Наконец, при третьей форме все ее значение сводилось лишь к указанию граф, включающих существенные условия конкретного договора. Таким традиционно был типовой годовой договор подряда на капитальное строительство, составлявший приложение к Правилам о договорах подряда на капитальное строительство. Все его содержание сводилось к наименованию сторон, указанию их адресатов, платежных реквизитов, а также к установлению стоимости поручаемых подрядчику по договору работ[134].
Типовой договор, предполагающий непосредственную трансформацию норм в договорные условия, дает возможность органу, который утвердил типовой договор, осуществлять более широкий контроль за складывающейся договорной практикой. Если к этому добавить, что отступления от типового договора признаются недействительными в силу ст. 168 ГК («Недействительность сделки, не соответствующей закону или иным правовым актам»), есть основания сделать вывод, что типовой договор с его ограничениями сферы свободного волеизъявления контрагентов может вступить в определенное противоречие с требованиями рыночного хозяйства.
Учитывая это обстоятельство, ГК, в отличие от своего предшественника, ни разу не включил в главы, посвященные отдельным видам договоров, отсылки к типовым договорам[135]. Новый Кодекс упоминает о типовых договорах лишь однажды и применительно к специфической ситуации. Имеются в виду публичные договоры, для которых именно детализация создает гарантии для потребителя. Пункт 4 ст. 426 ГК допускает принятие Правительством РФ правил, обязательных для сторон, которые заключают публичный договор, только в случаях, предусмотренных законом.
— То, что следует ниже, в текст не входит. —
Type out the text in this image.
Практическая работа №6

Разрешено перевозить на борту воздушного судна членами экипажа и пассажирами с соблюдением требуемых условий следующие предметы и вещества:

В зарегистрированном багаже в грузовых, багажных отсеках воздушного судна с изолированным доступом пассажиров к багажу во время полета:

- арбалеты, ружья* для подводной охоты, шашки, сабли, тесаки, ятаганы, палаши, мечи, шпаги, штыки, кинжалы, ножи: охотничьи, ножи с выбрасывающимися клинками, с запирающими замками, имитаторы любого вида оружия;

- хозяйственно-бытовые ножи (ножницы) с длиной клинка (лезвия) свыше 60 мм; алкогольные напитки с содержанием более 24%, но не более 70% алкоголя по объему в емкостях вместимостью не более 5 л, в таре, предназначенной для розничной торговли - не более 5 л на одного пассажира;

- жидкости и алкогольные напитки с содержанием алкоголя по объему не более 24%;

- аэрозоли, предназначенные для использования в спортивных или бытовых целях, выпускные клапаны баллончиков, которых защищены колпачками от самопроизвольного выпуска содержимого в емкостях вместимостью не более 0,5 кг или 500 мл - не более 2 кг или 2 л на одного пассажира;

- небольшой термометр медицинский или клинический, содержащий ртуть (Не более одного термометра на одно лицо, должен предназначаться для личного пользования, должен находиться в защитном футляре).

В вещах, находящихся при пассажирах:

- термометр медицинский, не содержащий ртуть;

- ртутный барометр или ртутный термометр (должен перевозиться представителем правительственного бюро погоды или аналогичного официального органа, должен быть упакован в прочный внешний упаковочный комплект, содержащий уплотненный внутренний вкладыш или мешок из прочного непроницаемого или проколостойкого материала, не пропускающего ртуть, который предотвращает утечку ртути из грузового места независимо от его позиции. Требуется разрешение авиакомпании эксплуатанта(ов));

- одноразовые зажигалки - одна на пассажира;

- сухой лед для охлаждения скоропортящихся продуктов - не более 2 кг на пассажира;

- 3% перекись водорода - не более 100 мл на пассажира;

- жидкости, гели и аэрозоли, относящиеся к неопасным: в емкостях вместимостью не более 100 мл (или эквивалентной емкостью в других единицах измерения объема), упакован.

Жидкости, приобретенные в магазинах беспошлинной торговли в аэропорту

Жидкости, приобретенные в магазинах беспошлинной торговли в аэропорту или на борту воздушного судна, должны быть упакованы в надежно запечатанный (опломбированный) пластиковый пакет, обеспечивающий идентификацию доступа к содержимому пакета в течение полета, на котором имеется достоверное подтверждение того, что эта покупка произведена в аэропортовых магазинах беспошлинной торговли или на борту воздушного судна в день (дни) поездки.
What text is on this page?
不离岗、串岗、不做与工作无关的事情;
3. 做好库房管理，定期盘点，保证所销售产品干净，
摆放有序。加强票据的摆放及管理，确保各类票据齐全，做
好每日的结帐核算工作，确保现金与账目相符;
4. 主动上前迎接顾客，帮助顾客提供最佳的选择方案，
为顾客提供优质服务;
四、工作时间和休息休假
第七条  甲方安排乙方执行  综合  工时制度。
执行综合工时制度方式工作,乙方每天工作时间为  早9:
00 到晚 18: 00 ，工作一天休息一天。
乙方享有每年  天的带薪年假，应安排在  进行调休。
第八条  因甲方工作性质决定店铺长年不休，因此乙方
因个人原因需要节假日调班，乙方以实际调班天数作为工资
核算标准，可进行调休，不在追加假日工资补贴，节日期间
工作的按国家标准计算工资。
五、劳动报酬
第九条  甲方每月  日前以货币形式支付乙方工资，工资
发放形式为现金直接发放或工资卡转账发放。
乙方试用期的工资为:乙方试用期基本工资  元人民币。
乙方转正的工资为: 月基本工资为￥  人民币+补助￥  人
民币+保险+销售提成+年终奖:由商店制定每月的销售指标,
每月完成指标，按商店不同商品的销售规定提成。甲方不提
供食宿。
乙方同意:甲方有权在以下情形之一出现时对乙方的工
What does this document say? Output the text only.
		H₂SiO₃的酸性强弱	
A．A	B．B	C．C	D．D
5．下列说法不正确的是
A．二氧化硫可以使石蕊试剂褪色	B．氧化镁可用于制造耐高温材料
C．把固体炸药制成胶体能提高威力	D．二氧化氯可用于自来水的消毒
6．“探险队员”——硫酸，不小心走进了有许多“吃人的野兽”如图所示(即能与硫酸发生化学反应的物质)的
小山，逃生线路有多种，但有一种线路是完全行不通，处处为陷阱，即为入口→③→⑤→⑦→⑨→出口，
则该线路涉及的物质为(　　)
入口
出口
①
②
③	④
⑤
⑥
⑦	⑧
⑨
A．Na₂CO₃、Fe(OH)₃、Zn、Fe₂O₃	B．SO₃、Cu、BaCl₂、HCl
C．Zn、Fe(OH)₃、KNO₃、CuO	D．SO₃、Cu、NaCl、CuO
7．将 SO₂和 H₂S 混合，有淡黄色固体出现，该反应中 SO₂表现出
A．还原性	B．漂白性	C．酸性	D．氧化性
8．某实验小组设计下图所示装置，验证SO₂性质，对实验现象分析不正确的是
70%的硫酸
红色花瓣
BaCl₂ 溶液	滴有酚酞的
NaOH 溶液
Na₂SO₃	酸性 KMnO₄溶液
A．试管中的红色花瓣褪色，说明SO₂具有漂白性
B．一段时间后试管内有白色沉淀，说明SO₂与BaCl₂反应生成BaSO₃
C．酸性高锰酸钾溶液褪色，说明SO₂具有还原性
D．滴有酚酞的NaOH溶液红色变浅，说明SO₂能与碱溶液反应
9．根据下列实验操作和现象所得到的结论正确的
В качестве возможной разновидности таких правил наряду с положениями и т. п. названы типовые договоры. Поскольку приведенная норма носит исключительный характер, можно сделать вывод, что утверждать типовой договор, предполагающий заключение на его основе именно публичного договора, должно Правительство РФ. Во всех остальных случаях утверждать такой договор может любой из органов, указанных в ст. 3 ГК, и в порядке, предусмотренном в той же статье для издания соответствующим органом гражданско-правовых норм.
Отсылка к типовым договорам лишь в крайне редких случаях используется законодателем. Одно из немногих исключений составляет Закон «О государственном регулировании в области добычи и использования угля, об особенностях социальной защиты работников организаций угольной промышленности» от 17 мая 1996 г.[136] Статья 11 Закона предусматривает, что «Типовые условия долгосрочных договоров поставки угля и (или) продукции его переработки определяются Правительством Российской Федерации».
7. Характер норм договорного права
Поведение контрагентов регулируется как самим договором, так и распространяющими на него свое действие нормативными актами. В первом случае регуляторы поведения сторон создаются их собственной волей. Во втором – такой же регулятор выражает исключительно волю органа, принявшего нормативный акт. Именно такой характер носят императивные нормы.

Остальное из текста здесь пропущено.